To characterize the AS is a set of symptoms, such as non-verbal learning disorder (non verbal learning disorder), social phobia, schizophrenia, poor personal hygiene, in some cases a real repulsion towards health products. Asperger’s syndrome is also diagnosed for a number of comorbid conditions (disorders not due to the syndrome), such as depression, anxiety, obsessive-compulsive disorder.

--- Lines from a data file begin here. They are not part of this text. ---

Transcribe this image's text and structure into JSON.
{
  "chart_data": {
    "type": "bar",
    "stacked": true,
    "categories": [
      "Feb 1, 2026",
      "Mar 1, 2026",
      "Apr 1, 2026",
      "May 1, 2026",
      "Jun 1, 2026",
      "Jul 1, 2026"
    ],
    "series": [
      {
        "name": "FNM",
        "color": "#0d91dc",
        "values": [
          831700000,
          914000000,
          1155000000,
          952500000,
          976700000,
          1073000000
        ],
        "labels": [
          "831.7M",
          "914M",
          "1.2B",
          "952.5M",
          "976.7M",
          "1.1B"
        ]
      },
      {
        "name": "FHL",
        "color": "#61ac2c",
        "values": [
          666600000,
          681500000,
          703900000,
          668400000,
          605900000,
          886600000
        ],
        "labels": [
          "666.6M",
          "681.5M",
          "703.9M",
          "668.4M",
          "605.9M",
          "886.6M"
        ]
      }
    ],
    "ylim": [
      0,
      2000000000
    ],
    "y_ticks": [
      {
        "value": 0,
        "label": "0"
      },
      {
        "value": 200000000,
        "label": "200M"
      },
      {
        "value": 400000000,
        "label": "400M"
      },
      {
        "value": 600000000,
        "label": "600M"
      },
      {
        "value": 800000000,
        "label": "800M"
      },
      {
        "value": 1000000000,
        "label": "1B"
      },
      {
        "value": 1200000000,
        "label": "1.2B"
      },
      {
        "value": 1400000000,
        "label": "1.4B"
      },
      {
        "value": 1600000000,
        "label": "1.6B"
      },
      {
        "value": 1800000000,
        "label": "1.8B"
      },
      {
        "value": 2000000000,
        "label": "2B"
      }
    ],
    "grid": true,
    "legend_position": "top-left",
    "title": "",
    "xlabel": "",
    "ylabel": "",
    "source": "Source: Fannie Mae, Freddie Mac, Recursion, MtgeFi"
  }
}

Typically, the key points are:

  • compromised social interactions
  • monotonous activity and limited concentration
  • narrow range of interests
  • limited motor coordination
  • emotional vulnerability
  • intelligence in the average or above average and above storage capacity

Specifically, a very detailed analysis of the recurring features states that can occur in the affective-relational-communicative area:

  • tendency to isolation
  • inability of effective verbal interaction
  • naive conversation
  • inability to understand the implicit rules of play and conversation
  • lack of empathy and preference for the rational sphere
  • low tolerance threshold to frustration
  • anxiety
  • poor attitude to mediation

In the motor and sensory area there can occur:

  • sensory disturbances
  • reduced or excessive tactile sensitivity
  • difficulty in receiving information from the simultaneous use of multiple sensory channels and preference for a channel
  • lack of coordination
  • difficulty in acquiring automatisms

In the cognitive area there can occur: tendency towards systematicity and cataloging, difficulty in understanding specific language, such as idioms or metaphors, excessive attention to detail and aptitude to dedication only one field of interest hyperlexia (early acquisition of reading skills), dyspraxia (difficulty in executing coordinated and intentional sequences of movements), difficulty in the recognition of faces (prosopagnosia) particular taste for the humor rejection to homologation.

In the area of autonomy there may occur: attachment to the habitual disregard of autonomy, difficulty in concentration, attention and control of the situation of difficulty in the organization and in the simultaneous execution of more difficulty in operating rapid choices of difficulty in forecasting changes and in planning one’s future.